In 2012, the Advance Authority Ruling (AAR), Delhi, directed Castleton to pay MAT in India on its book profits, when the company transferred shares from a Mauritius entity to one in Singapore.
 

RELIEF FOR FIIs
  • AP Shah panel has recommended that FIIs be granted relief on MAT
  • Government is favourably considering the recommendations
  • Government would consider the Shah panel report when the Castleton case is heard in the Supreme Court
  • 95% of FIIs which had received MAT demand notices had approached the dispute resolution panel or high courts


The income tax department had sent notices to 68 FIIs, demanding Rs 602 crore as MAT dues for earlier years.

To resolve the issue, the government formed a panel headed by Law Commission Chairman A P Shah. The panel also had former chief economic advisor Ashok Lahiri and chartered accountant Girish Ahuja.

The crux of the issue was whether the government would waive MAT prior to April. From the current financial year, MAT is anyway not applicable to foreign portfolio investors.

Industry has argued the provisions of MAT under the income tax Act are aimed at taxing companies that are required to prepare their profit-and-loss accounts according to the Companies Act. Additionally, foreign investors do not have a fixed place of business in India and, therefore, don’t have to maintain books of account according to the Companies Act.

Suresh Swamy, partner, PWC, said Friday’s clarification effectively rendered the FII-MAT debate closed. “From the perspective of FIIs, the bigger issue gets off the table on the liability of MAT and from a foreign corporate perspective, it is only the Castleton case that has so far been embroiled in the MAT liability issue. If the government accepts the position, it will nip the issue in the bud,” he said.
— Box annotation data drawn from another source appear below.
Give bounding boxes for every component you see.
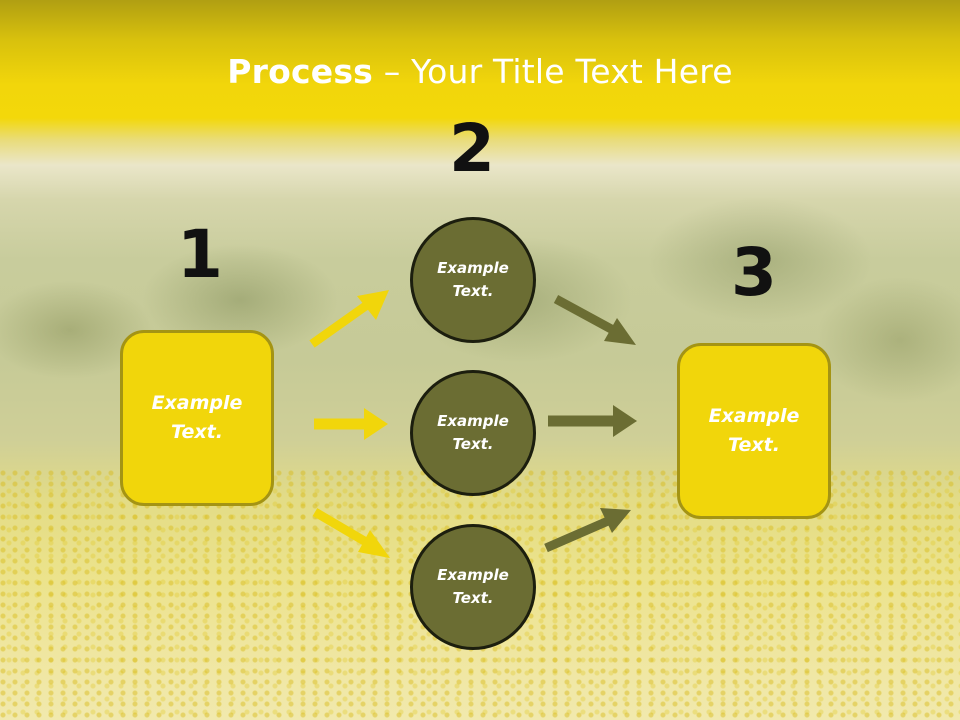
arrow-down-right-olive <box>553 295 636 345</box>
step-3-text: Example Text. <box>708 405 800 456</box>
circle-top-text: Example Text. <box>437 259 509 300</box>
arrow-right-olive <box>548 405 637 437</box>
circle-middle-text: Example Text. <box>437 412 509 453</box>
arrow-up-right-yellow <box>309 290 389 348</box>
arrow-down-right-yellow <box>312 508 390 558</box>
title-rest-text: – Your Title Text Here <box>373 52 733 91</box>
circle-top: Example Text. <box>410 217 536 343</box>
step-number-2: 2 <box>449 110 495 187</box>
slide-title: Process – Your Title Text Here <box>0 52 960 91</box>
circle-middle: Example Text. <box>410 370 536 496</box>
title-bold-word: Process <box>227 52 374 91</box>
arrow-up-right-olive <box>544 508 631 553</box>
step-number-3: 3 <box>731 234 777 311</box>
step-3-box: Example Text. <box>677 343 831 519</box>
circle-bottom-text: Example Text. <box>437 566 509 607</box>
circle-bottom: Example Text. <box>410 524 536 650</box>
step-1-box: Example Text. <box>120 330 274 506</box>
step-number-1: 1 <box>177 216 223 293</box>
step-1-text: Example Text. <box>151 392 243 443</box>
arrow-right-yellow <box>314 408 388 440</box>
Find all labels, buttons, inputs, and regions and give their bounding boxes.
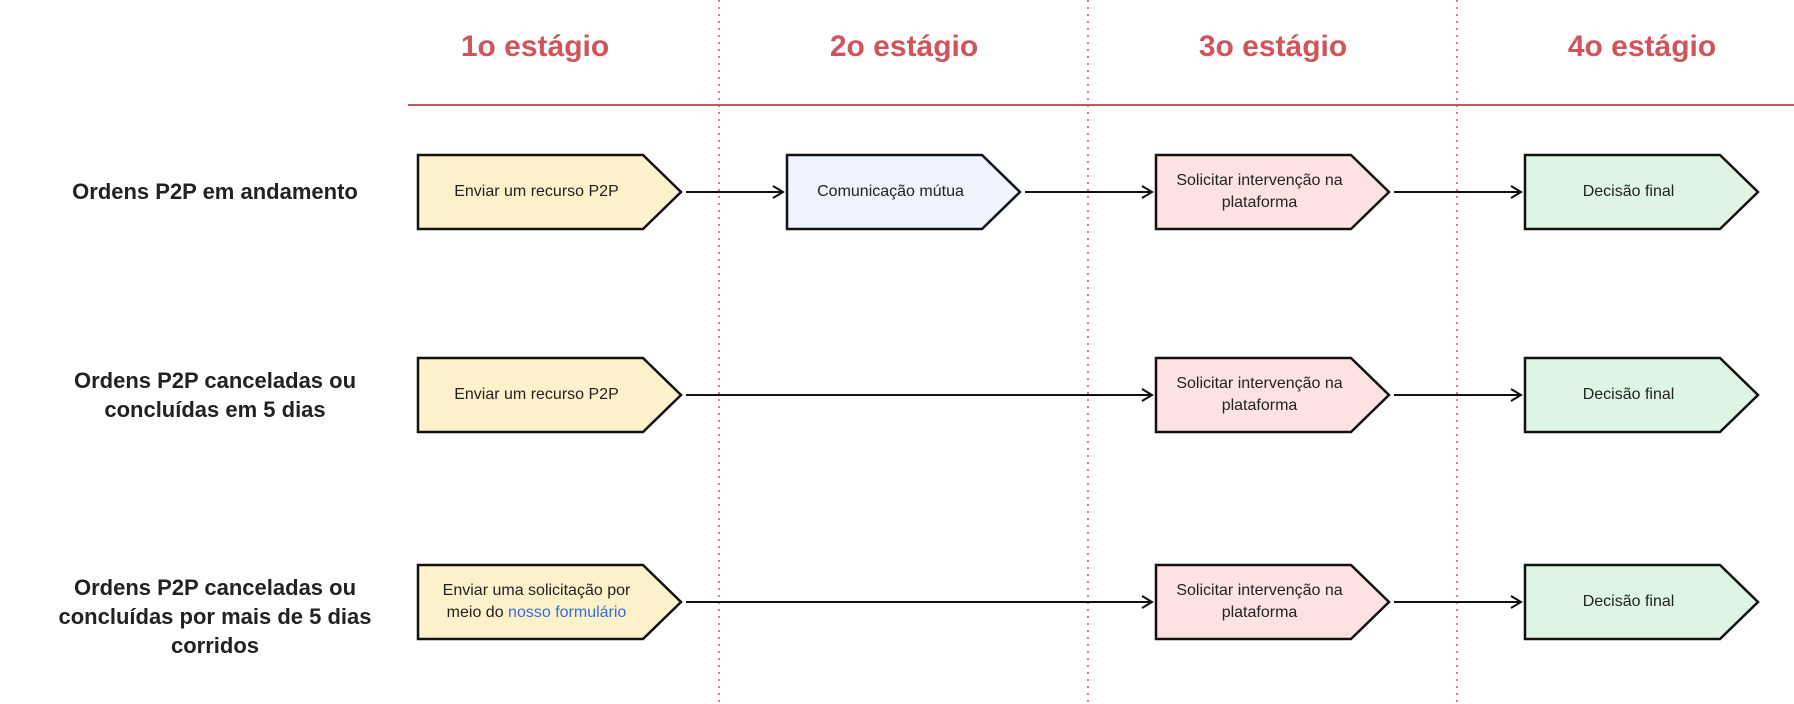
step-shape-r2-s3 <box>1154 356 1391 434</box>
step-shape-r3-s3 <box>1154 563 1391 641</box>
step-label: Enviar um recurso P2P <box>454 183 619 200</box>
stage-title-2: 2o estágio <box>829 30 979 63</box>
step-label: Solicitar intervenção na plataforma <box>1176 172 1343 211</box>
step-text-r2-s3: Solicitar intervenção na plataforma <box>1164 358 1355 432</box>
step-label: Decisão final <box>1582 593 1675 610</box>
step-text-r1-s4: Decisão final <box>1533 155 1724 229</box>
step-text-r3-s1: Enviar uma solicitação por meio do nosso… <box>426 565 647 639</box>
step-shape-r2-s4 <box>1523 356 1760 434</box>
step-text-r1-s3: Solicitar intervenção na plataforma <box>1164 155 1355 229</box>
step-shape-r1-s3 <box>1154 153 1391 231</box>
row-label-3: Ordens P2P canceladas ou concluídas por … <box>58 575 372 658</box>
step-shape-r1-s4 <box>1523 153 1760 231</box>
step-label: Decisão final <box>1582 386 1675 403</box>
row-label-2: Ordens P2P canceladas ou concluídas em 5… <box>73 368 357 422</box>
step-text-r3-s3: Solicitar intervenção na plataforma <box>1164 565 1355 639</box>
step-text-r1-s1: Enviar um recurso P2P <box>426 155 647 229</box>
row-label-1: Ordens P2P em andamento <box>72 179 358 204</box>
step-label: Enviar um recurso P2P <box>454 386 619 403</box>
step-label: Decisão final <box>1582 183 1675 200</box>
step-label: Comunicação mútua <box>817 183 964 200</box>
step-shape-r1-s1 <box>416 153 683 231</box>
step-text-r3-s4: Decisão final <box>1533 565 1724 639</box>
stage-title-4: 4o estágio <box>1567 30 1717 63</box>
step-shape-r1-s2 <box>785 153 1022 231</box>
step-text-r1-s2: Comunicação mútua <box>795 155 986 229</box>
step-text-r2-s1: Enviar um recurso P2P <box>426 358 647 432</box>
step-shape-r2-s1 <box>416 356 683 434</box>
stage-title-1: 1o estágio <box>460 30 610 63</box>
form-link[interactable]: nosso formulário <box>508 604 627 621</box>
step-shape-r3-s4 <box>1523 563 1760 641</box>
step-text-r2-s4: Decisão final <box>1533 358 1724 432</box>
step-label: Solicitar intervenção na plataforma <box>1176 582 1343 621</box>
step-shape-r3-s1 <box>416 563 683 641</box>
step-label: Solicitar intervenção na plataforma <box>1176 375 1343 414</box>
stage-title-3: 3o estágio <box>1198 30 1348 63</box>
step-label: Enviar uma solicitação por meio do <box>442 582 631 621</box>
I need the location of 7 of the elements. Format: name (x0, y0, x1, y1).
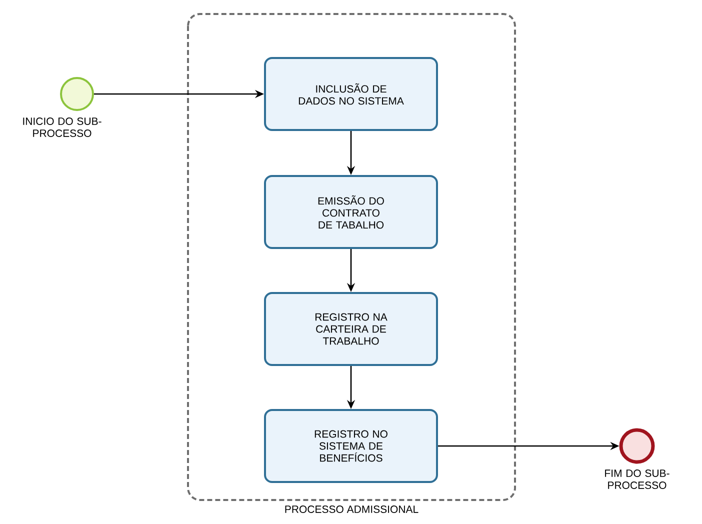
task-box: REGISTRO NO SISTEMA DE BENEFÍCIOS (264, 409, 438, 483)
event-label: FIM DO SUB-PROCESSO (605, 470, 670, 489)
task-box: INCLUSÃO DE DADOS NO SISTEMA (264, 57, 438, 131)
group-label: PROCESSO ADMISSIONAL (285, 506, 418, 513)
event-label: INICIO DO SUB-PROCESSO (23, 118, 102, 137)
task-box: REGISTRO NA CARTEIRA DE TRABALHO (264, 292, 438, 366)
task-box: EMISSÃO DO CONTRATO DE TABALHO (264, 175, 438, 249)
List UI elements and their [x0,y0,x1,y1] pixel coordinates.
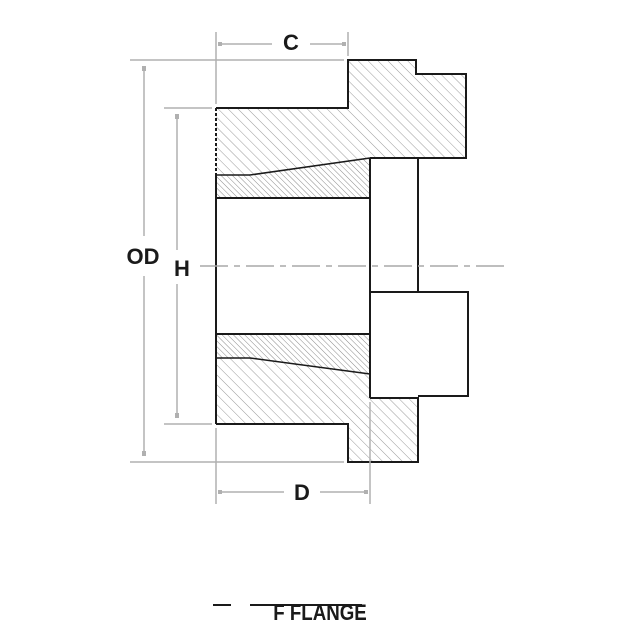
dimension-h-label: H [174,256,190,281]
lower-taper-band [216,334,370,374]
dimension-od-label: OD [127,244,160,269]
lower-section-hatched [216,358,418,462]
caption-overline-right [250,604,362,606]
dimension-d [215,402,371,504]
upper-section-hatched [216,60,466,175]
dimension-h [164,107,212,425]
dimension-od [130,59,344,463]
upper-taper-band [216,158,370,198]
dimension-c-label: C [283,30,299,55]
diagram-caption: F FLANGE [273,600,367,625]
dimension-d-label: D [294,480,310,505]
part-outline [215,59,469,463]
dimension-c [215,32,349,104]
caption-overline-left [213,604,231,606]
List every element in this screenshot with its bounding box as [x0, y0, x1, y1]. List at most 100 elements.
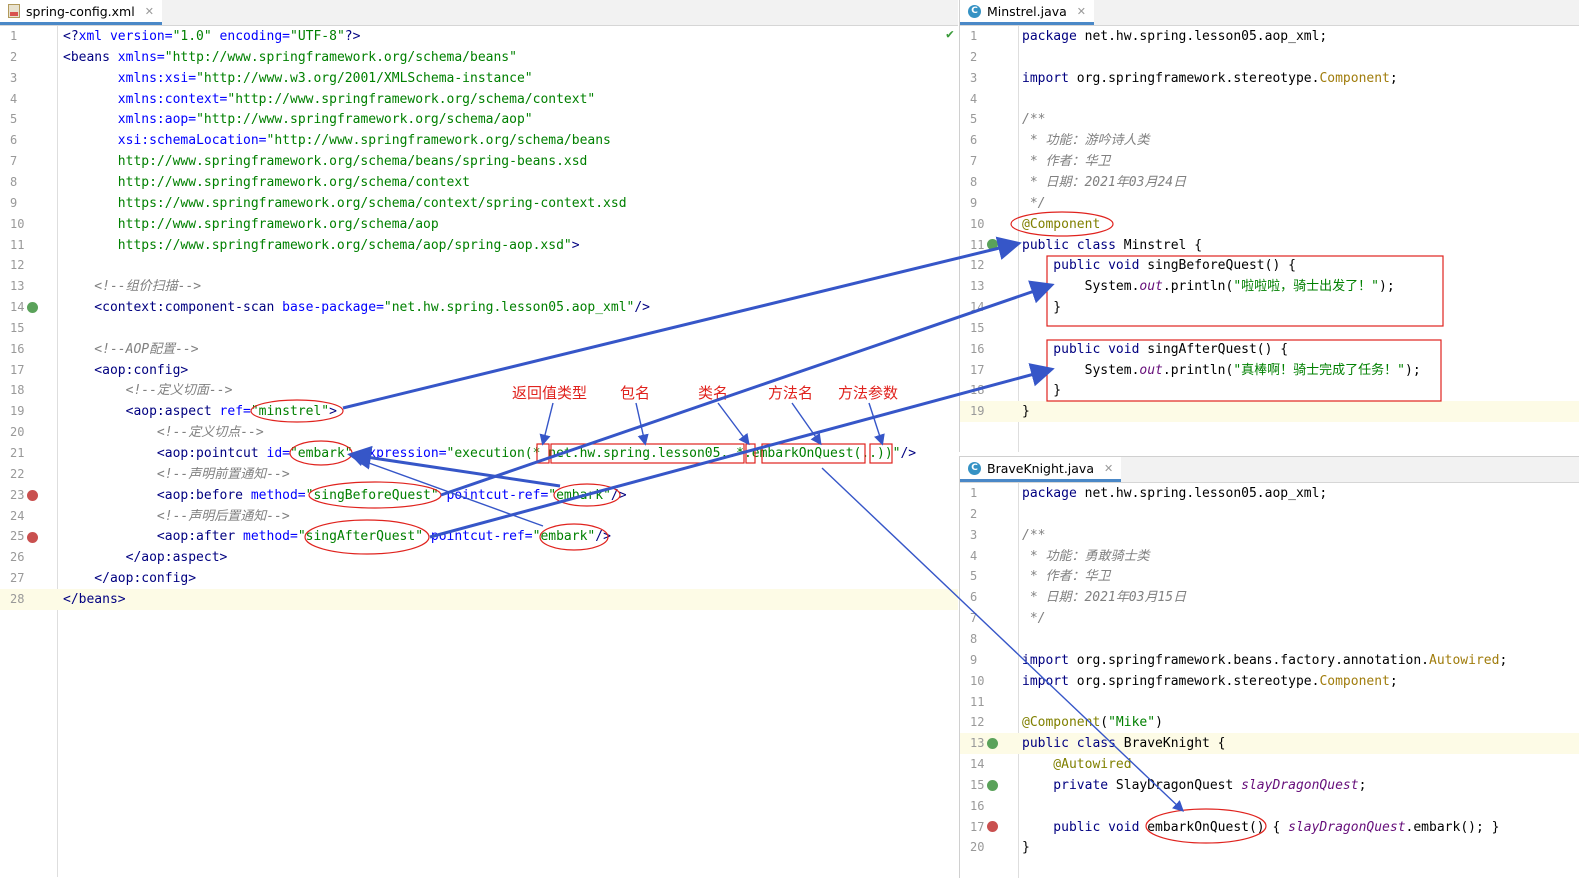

“The recommendations of the Shah committee are indeed welcome. It is expected the government will accept the committee’s suggestions and stop demanding MAT from FPIs for the period before April 1 2015. It is also expected when the Castleton case comes up for hearing before the Supreme Court, the government’s position will be MAT shouldn’t be liable on FPIs. This will likely result in the Supreme Court reversing the ruling of the AAR,” said Rajesh Gandhi, partner, Deloitte Haskin & Sells.

About 95 per cent of FIIs who had received MAT notices from the income tax department had approached the dispute resolution panel (DRP) for relief without prejudice towards their high court applications; 10 FIIs had approached the Bombay High Court, challenging the income tax department’s stand on MAT demand.

If the government accepts the views of the Shah panel, the DRPs would hear the cases and either dispose of or suggest to the assessing officer to do away with the additional demand.

“Most aggrieved parties that have challenged the income tax demand in DRPs and high courts might withdraw their applications, as the dispute no longer exists,” Swamy said.

Girish Vanvari, national head of tax, KPMG, said this was a “sentiment booster” for FIIs, adding the exuberance could have been higher if all foreign companies were exempted from MAT. “If the position of the A P Shah panel is accepted, it would lead to an amendment in the income tax law and that would be another step for the government to show it means business and is willing to quickly bring in certainty on critical issues. But the relief would not be complete if the A P Shah panel hadn’t recommended relief for companies, and only for FIIs,” said Vanvari.

According to industry sources, some foreign companies had received income tax notices on MAT demand, but these were put on hold pending a verdict in the Castleton case.